Os funcionários administrativos de justiça, que temos em Portugal por 100.000 habitantes são 93,5 %, quando em Espanha são 89,2 % e em França este número fica-se nos 26,1 %. Quanto a juizes também por cada 100.000 habitantes, em Espanha há 10, em França há 11 e em Portugal o número cifra-se em 14. Esclarecedor, quanto ao funcionamento da justiça em Portugal. E nesta matéria muito mais haveria a dizer.

Quanto ao ensino em Portugal, os números andam por aí nas primeiras páginas dos jornais. Basta olhar para eles. Eu só pergunto: de quem é a culpa de tantos chumbos na matemática e no português?
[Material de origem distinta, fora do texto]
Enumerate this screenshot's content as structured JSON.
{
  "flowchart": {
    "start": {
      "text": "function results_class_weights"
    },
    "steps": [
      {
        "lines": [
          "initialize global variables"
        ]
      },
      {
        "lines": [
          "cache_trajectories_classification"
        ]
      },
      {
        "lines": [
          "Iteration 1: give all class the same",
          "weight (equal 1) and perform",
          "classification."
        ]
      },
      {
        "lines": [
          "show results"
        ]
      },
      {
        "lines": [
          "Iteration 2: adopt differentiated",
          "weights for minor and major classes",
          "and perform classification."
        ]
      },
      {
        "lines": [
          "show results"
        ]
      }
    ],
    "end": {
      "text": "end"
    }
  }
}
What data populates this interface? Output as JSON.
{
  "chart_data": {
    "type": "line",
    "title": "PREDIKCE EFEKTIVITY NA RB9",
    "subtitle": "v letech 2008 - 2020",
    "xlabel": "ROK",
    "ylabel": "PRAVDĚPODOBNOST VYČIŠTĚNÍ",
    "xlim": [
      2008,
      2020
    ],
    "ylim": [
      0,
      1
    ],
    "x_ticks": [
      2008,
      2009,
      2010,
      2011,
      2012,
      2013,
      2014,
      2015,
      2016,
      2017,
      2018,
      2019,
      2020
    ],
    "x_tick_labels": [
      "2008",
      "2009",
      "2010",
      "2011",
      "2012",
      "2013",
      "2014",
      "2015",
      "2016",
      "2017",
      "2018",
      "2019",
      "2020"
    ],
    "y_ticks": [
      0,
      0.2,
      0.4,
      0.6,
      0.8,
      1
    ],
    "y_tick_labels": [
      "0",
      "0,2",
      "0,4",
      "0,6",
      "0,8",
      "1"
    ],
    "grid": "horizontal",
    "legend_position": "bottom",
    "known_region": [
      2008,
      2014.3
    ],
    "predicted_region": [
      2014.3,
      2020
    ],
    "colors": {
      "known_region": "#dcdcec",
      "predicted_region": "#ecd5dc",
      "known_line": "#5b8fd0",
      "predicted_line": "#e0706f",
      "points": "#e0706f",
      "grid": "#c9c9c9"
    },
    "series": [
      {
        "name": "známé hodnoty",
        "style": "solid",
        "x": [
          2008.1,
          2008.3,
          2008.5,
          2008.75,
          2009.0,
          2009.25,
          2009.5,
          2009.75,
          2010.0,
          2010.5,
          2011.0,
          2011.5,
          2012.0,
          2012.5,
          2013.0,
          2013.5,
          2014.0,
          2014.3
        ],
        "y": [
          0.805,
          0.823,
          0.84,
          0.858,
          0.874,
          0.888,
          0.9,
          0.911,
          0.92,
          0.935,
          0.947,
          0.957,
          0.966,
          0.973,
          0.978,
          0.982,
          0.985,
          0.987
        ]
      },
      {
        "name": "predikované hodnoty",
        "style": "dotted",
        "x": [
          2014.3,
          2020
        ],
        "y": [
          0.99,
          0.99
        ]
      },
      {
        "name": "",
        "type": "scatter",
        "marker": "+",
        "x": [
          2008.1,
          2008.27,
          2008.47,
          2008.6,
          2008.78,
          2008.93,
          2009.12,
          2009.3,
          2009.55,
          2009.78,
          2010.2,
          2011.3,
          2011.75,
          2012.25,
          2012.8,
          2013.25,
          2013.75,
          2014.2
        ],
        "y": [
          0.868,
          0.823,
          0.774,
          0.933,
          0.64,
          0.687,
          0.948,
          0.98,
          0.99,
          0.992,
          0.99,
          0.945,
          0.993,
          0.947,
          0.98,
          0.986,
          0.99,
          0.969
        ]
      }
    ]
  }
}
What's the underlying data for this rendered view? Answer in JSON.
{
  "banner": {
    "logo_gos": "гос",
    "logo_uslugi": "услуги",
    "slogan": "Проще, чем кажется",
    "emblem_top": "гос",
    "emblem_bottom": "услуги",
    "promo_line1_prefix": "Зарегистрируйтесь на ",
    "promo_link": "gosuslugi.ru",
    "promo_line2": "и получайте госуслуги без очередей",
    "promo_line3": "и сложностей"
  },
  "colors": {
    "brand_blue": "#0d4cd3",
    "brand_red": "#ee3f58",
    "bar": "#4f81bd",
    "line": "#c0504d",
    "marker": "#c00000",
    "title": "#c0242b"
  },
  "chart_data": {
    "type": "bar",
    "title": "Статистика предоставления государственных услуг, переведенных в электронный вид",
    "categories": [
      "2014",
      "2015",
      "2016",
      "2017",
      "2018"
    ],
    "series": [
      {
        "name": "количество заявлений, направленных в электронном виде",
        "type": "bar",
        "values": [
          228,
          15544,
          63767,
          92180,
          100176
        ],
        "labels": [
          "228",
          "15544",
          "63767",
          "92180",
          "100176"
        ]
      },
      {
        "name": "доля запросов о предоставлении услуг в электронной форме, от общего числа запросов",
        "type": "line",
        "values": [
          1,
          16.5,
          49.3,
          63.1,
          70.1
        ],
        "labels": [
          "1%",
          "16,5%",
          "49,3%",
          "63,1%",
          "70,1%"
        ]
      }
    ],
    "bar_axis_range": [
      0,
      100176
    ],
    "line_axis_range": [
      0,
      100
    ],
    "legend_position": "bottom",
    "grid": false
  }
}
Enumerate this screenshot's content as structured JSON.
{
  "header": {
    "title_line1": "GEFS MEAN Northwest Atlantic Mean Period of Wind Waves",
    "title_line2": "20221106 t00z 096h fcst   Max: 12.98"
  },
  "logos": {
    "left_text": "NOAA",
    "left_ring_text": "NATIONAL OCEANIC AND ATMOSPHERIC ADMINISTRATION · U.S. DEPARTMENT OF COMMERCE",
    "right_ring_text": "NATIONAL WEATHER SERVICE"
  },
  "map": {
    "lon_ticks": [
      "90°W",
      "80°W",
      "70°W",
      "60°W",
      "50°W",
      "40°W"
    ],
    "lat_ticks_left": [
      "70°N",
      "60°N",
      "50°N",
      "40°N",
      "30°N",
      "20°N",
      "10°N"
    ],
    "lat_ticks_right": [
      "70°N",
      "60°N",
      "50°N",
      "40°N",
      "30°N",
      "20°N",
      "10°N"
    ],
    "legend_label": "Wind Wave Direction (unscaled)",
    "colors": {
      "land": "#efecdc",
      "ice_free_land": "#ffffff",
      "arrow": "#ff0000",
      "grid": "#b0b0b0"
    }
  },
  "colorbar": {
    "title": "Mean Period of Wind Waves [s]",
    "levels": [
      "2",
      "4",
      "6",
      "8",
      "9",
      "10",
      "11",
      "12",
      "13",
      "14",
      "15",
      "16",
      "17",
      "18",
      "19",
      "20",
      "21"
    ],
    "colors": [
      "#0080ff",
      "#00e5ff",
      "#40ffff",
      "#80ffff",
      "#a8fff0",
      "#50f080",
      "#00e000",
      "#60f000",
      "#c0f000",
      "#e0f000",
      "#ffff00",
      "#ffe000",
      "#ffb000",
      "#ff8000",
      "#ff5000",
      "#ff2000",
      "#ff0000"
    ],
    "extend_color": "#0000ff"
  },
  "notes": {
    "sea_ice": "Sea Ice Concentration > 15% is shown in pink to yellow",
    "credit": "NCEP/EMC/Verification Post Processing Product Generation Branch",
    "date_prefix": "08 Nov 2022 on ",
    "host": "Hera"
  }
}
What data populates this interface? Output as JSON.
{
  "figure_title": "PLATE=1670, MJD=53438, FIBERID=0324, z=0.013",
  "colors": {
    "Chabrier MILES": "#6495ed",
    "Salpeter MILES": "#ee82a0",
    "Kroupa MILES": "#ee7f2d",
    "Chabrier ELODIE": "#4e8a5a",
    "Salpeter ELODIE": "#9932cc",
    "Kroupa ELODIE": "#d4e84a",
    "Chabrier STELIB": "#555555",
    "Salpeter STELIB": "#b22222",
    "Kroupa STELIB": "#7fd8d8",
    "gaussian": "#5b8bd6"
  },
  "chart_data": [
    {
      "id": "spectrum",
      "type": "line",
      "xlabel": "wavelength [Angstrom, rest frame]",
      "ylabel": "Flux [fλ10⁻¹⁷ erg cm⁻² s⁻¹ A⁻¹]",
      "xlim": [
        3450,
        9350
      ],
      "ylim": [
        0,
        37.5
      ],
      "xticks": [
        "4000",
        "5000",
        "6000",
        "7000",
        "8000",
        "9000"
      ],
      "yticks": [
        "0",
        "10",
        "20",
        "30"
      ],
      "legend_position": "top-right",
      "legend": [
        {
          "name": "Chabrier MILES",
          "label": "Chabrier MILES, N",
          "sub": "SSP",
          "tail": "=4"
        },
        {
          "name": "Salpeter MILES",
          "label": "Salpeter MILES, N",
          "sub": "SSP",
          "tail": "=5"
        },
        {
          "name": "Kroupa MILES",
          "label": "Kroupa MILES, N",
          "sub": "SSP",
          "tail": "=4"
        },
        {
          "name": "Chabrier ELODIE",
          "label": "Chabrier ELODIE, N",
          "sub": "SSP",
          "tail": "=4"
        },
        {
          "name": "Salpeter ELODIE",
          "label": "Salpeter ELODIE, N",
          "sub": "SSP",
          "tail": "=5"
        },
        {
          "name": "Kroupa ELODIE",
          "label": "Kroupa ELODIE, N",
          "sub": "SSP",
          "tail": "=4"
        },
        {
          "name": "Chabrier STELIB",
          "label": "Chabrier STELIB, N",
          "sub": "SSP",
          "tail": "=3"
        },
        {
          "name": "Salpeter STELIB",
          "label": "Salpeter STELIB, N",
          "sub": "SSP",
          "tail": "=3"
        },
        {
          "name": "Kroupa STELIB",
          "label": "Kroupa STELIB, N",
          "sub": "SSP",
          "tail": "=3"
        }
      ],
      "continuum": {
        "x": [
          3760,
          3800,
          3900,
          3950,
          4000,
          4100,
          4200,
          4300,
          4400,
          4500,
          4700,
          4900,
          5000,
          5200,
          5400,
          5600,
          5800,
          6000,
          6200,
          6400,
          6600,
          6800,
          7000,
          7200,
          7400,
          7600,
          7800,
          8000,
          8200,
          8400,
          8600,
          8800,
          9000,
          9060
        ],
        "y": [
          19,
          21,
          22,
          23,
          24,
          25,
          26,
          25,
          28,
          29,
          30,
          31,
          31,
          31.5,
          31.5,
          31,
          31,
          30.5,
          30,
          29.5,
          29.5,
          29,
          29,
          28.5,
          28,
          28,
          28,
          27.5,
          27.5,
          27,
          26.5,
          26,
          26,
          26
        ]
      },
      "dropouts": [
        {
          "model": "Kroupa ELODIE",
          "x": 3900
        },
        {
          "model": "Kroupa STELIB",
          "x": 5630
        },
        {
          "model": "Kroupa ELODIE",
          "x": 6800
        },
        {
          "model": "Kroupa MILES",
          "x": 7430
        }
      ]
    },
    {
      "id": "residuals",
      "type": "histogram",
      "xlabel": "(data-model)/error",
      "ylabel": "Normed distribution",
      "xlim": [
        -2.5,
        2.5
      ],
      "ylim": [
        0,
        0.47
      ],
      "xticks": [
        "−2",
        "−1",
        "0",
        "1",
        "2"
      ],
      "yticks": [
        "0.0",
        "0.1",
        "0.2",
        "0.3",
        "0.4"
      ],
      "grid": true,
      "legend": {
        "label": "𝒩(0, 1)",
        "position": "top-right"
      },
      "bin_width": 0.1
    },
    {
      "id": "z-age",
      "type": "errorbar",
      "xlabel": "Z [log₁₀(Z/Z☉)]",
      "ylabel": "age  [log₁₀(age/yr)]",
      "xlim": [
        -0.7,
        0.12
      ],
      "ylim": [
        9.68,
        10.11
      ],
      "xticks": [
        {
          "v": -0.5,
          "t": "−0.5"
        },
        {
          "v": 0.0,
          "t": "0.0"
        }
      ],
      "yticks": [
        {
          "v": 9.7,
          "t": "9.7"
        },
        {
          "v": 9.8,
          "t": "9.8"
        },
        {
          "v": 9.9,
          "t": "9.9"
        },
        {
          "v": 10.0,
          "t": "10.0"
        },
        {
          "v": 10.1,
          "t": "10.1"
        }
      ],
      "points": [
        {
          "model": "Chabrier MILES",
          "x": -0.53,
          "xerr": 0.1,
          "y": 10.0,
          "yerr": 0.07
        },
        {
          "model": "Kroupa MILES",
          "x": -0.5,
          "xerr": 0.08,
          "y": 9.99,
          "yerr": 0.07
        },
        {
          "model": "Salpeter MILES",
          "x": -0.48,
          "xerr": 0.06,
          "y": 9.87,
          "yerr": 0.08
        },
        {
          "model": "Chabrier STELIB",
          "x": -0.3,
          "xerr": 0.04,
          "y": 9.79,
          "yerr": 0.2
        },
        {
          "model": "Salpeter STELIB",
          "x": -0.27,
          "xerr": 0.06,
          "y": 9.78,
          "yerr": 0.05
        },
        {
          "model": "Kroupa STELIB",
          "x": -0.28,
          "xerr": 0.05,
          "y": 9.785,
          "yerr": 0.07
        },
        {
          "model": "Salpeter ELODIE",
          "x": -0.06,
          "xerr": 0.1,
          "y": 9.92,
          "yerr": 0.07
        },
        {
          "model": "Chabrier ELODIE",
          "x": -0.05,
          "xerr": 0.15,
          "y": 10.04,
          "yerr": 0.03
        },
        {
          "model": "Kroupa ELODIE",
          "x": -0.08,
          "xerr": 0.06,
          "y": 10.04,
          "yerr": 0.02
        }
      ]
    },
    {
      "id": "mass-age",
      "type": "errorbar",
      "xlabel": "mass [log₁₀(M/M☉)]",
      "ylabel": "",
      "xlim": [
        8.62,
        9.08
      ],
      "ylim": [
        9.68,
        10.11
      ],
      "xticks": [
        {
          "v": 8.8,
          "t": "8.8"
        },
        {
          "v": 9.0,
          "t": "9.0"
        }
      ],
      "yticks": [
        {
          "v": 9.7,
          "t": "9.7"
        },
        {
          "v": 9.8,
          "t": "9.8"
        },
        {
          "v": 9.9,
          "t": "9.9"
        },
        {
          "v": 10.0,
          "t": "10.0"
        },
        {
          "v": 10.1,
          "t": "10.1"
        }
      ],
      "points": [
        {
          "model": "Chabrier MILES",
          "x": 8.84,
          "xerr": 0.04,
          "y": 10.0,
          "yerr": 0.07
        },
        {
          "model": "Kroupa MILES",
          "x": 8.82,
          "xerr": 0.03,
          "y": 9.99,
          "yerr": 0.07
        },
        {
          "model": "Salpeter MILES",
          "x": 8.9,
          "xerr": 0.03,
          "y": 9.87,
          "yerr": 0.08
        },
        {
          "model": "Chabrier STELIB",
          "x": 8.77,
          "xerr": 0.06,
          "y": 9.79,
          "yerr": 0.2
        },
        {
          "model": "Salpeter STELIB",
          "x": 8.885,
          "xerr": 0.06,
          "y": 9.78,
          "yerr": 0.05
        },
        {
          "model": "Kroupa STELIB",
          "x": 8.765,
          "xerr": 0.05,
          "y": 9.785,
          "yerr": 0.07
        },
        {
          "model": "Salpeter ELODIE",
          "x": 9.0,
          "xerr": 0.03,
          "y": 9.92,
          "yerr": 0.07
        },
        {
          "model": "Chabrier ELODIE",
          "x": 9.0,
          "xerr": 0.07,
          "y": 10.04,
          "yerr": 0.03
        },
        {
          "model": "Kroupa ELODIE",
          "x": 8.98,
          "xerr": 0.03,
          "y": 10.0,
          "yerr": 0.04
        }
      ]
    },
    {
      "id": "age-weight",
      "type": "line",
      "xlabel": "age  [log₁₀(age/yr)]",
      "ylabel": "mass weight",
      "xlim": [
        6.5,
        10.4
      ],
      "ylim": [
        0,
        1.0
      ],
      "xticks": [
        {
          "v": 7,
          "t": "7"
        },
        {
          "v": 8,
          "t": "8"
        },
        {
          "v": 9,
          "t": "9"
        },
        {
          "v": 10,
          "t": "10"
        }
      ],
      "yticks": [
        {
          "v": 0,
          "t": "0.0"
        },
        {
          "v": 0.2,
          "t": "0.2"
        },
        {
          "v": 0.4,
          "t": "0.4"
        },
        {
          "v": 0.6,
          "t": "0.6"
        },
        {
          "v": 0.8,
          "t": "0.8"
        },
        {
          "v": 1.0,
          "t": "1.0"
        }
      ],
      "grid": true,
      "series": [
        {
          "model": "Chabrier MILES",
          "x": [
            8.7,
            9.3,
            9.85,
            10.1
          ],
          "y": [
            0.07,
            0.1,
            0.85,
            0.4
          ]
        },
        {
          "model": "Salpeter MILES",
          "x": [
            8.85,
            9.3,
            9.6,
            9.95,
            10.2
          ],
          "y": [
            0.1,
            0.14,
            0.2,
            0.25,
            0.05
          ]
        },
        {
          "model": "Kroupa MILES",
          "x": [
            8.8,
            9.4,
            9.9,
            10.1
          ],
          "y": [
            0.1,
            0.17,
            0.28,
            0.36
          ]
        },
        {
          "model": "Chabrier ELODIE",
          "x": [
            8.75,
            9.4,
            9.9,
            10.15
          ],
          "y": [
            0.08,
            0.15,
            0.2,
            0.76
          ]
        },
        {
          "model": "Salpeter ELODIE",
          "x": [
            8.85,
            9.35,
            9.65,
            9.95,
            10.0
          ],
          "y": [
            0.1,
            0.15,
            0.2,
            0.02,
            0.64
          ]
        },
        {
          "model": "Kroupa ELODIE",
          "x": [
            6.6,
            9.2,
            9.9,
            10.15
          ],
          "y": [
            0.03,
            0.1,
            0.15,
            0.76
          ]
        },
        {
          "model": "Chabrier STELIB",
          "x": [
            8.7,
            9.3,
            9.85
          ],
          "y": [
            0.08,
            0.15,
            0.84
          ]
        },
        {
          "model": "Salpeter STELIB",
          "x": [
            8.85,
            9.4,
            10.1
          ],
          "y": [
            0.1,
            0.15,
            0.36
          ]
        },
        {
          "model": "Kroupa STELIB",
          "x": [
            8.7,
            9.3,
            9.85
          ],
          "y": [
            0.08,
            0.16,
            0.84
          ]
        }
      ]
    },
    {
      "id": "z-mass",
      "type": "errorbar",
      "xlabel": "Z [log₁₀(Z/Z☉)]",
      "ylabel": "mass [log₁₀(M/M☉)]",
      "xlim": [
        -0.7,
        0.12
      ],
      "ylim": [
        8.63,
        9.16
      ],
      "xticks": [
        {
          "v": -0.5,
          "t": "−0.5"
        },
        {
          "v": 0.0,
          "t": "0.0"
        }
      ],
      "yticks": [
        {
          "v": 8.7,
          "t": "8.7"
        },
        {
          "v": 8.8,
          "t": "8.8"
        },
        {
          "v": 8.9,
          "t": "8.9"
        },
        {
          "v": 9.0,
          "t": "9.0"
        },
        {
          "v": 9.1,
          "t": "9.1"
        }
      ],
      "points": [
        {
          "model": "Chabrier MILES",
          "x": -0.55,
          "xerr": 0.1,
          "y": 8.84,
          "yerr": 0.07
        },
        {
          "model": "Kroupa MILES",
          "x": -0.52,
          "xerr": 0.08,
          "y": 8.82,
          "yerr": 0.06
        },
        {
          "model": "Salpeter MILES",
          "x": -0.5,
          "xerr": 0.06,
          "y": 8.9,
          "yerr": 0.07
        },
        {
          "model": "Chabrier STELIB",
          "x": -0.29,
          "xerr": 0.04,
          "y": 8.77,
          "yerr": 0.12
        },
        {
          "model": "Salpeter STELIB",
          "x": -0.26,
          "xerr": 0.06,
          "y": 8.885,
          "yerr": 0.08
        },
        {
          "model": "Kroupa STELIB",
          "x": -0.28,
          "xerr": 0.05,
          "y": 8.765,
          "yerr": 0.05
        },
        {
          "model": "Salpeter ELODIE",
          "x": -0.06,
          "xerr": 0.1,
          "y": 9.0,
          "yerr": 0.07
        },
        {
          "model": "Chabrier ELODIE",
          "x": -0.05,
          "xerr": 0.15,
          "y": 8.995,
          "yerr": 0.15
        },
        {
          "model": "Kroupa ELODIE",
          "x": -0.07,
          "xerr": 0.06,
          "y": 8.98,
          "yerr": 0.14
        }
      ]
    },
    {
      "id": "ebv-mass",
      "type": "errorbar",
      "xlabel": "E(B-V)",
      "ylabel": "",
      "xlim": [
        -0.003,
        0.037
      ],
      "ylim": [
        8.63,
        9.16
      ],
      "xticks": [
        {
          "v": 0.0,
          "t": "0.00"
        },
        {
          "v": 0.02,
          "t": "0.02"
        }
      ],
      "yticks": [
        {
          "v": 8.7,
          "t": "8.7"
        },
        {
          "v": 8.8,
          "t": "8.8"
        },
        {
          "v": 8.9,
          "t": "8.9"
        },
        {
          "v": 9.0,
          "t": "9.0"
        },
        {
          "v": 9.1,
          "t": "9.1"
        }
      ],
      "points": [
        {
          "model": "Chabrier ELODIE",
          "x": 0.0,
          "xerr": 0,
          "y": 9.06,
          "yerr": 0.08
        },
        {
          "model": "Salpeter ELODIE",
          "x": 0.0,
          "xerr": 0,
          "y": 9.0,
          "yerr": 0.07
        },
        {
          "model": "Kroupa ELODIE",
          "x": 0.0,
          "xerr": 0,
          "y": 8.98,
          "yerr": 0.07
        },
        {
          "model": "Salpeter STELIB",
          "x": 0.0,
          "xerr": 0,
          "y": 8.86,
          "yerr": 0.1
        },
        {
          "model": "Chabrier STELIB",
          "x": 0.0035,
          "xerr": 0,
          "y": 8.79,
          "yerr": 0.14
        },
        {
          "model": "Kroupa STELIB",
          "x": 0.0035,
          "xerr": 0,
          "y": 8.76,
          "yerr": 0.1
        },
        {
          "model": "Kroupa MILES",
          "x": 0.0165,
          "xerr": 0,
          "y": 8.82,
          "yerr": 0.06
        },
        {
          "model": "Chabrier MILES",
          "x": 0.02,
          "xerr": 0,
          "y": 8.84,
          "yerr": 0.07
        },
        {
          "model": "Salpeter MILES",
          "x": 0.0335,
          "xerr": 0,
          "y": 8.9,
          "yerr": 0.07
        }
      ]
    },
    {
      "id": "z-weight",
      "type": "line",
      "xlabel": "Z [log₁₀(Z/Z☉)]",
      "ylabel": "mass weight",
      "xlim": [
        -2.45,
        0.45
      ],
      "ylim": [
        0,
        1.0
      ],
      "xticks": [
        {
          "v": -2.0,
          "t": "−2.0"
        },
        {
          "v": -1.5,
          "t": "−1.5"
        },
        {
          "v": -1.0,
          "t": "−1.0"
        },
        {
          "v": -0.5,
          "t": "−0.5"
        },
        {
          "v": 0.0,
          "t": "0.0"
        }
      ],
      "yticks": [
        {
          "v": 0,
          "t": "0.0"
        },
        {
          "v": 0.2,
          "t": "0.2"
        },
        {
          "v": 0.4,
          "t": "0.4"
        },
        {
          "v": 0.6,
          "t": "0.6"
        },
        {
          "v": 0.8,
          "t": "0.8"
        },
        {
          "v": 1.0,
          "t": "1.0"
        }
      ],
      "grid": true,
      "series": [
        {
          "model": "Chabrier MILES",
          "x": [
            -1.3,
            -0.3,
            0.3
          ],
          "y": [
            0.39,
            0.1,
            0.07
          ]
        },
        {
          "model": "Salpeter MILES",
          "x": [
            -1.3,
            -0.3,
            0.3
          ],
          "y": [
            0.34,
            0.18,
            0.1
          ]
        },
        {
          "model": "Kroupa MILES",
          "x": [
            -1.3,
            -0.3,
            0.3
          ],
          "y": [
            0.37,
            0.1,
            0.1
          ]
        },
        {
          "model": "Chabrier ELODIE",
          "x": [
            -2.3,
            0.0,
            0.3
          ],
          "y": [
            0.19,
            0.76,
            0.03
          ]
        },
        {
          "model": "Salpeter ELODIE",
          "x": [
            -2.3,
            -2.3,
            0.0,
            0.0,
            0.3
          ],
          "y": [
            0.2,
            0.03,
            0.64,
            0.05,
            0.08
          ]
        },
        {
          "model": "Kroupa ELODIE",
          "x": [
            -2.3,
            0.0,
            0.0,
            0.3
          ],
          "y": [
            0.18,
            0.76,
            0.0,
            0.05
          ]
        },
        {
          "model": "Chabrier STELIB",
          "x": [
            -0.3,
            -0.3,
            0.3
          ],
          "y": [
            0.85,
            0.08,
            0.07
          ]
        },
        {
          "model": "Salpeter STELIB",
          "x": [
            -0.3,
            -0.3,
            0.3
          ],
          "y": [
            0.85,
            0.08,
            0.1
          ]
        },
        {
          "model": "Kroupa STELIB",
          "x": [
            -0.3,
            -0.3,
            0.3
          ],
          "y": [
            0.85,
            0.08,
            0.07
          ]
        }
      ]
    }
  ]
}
A resposta é clara e inequívoca: dos professores, de quem havia de ser. Dos professores portugueses que são os terceiros mais bem pagos da OCDE, segundo uma notícia recente da televisão.

E a saúde em Portugal como vai? Vai bem. Só que ainda há cidadãos que vão para a porta dos Centros de Saúde de véspera para terem uma consulta médica no dia seguinte. Depois porque razão há dois sistemas de saúde para cidadãos dos mesmo país? É que uns são os funcionários públicos que só pagam 1 por cento do seu vencimento para o Serviço Nacional de Saúde, os outros são os “outros”. Que pensa o meu amigo “pintor” da saúde em Portugal quando se fecham urgências e maternidades e se abrem salas de chuto e salas de injecção assistida para drogados? E as taxas moderadoras? A quem são aplicadas? Não são aos ricos, com certeza. Esses têm rendimentos suficientes para se deslocarem a clínicas privadas e nunca porão os “cotes” nos atulhados Centros de Saúde.

Depois somos uns críticos, somos uns miserabilistas.

Com certeza que eu e o meu amigo “pintor” não vivemos no mesmo país. Eu vivo num país que tem cerca de 500 mil pessoas sem emprego , 200 mil cidadãos com fome e dois milhões de almas no limiar da pobreza. Ele viverá num país que não passa de uma galeria de arte, que só expõe quadros coloridos.

Ficou por contar a história de um outro amigo meu, também “pintor”, que quando viu tanta gente de férias no Algarve, disse alto e bom som: “Afinal isto não está tão mal como dizem”.

Valha-me Deus, dai-me paciência, que a que eu tinha... já foi.